今日の坐禅会は老師は欠席でした。足の手術をしてから坐禅会で見たことがありません。数週間前に、車いすで境内を移動する老師を見かけました。心配です。

老師の代わりにベテランの僧の方が会を仕切りました。

今日は気温が高く坐禅中もちょっと蒸し暑く感じました。時々吹き込む外からの風の涼しいこと、心地良いこと。ついついウッツラウッツラ・・・寝てしまいそう。

坐禅が終わると、僧の方が、

「柳は緑、花は紅といいますが・・・」

と話し始めました。柳は緑色、花は紅色。そんな当たり前のことに美しさを見出すことを思い出してみてはどうか。坐禅中に吹く風のなんと気持ちのいいことか。坐禅をして、ふだん忘れている大切なことを見直すきっかけにしてほしい。・・・というようなお話でした。
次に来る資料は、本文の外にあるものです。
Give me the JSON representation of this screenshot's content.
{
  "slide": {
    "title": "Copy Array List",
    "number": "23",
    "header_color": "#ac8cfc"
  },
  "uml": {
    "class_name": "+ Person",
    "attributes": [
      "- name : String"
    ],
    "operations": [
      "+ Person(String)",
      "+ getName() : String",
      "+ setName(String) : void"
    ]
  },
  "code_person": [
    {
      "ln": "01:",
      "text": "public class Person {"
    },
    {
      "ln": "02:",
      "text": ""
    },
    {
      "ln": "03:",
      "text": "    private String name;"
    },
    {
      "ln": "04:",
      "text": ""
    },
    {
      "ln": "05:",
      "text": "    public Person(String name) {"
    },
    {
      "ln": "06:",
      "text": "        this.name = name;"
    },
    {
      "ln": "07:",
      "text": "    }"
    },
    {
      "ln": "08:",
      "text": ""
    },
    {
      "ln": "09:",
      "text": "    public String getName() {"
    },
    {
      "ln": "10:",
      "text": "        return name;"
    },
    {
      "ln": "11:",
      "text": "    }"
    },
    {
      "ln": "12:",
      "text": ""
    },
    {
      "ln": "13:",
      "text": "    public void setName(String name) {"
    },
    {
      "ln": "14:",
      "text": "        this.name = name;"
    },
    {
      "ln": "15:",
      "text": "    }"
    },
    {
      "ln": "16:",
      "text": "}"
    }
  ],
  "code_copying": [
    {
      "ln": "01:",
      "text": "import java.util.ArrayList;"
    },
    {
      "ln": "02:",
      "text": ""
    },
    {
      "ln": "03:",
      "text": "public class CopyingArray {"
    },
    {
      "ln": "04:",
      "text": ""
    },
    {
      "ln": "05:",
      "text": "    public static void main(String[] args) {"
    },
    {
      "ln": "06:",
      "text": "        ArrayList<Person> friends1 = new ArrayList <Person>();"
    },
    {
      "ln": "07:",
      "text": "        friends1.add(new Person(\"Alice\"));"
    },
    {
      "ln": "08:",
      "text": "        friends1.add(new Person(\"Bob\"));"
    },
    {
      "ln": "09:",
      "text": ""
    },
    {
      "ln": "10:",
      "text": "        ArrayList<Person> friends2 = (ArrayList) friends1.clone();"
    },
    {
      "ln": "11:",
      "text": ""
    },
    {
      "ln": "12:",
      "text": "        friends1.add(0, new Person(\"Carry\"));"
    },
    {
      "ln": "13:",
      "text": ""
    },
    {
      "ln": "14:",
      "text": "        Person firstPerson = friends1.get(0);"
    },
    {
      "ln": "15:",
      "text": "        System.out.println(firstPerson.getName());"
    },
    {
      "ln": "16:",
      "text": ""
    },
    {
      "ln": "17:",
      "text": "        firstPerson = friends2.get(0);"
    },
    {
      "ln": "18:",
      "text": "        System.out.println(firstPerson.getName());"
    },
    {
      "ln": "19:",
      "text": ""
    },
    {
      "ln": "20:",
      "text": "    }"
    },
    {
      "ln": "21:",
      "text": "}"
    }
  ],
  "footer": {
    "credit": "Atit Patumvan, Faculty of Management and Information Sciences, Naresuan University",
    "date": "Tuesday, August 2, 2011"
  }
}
あとで調べたところでは、『柳は緑、花は紅』は禅語だそうです。

柳はあまり前に緑、花はあまり前に紅。そこでふと思いました。では、わたしは何だろう?当たり前のわたしとは?

禅の世界では、”わたし”というものは存在しないと考えます。生物学的にいっても、わたしというものは刻一刻と変化します。「わたしは何か」と考えても、自分には上手な答えは出せそうにありません。さてどうしよう。

そうだ、「わたしはどうあるか」についてなら、表現することができそうだ。

夕空を見てきれいだなと感じるわたし。車いすの老師を心配するわたし。坐禅中に寝てしまうわたし。あたりまえのわたしとはなにかを考えてしまうわたし。

これがわたしです。気が付けばわたしは、こんなエモい内容のブログを書いて、今日も充実した一日を過ごすことができました。

命があり、当たり前のわたしを過ごせたことに、感謝しようと思いました。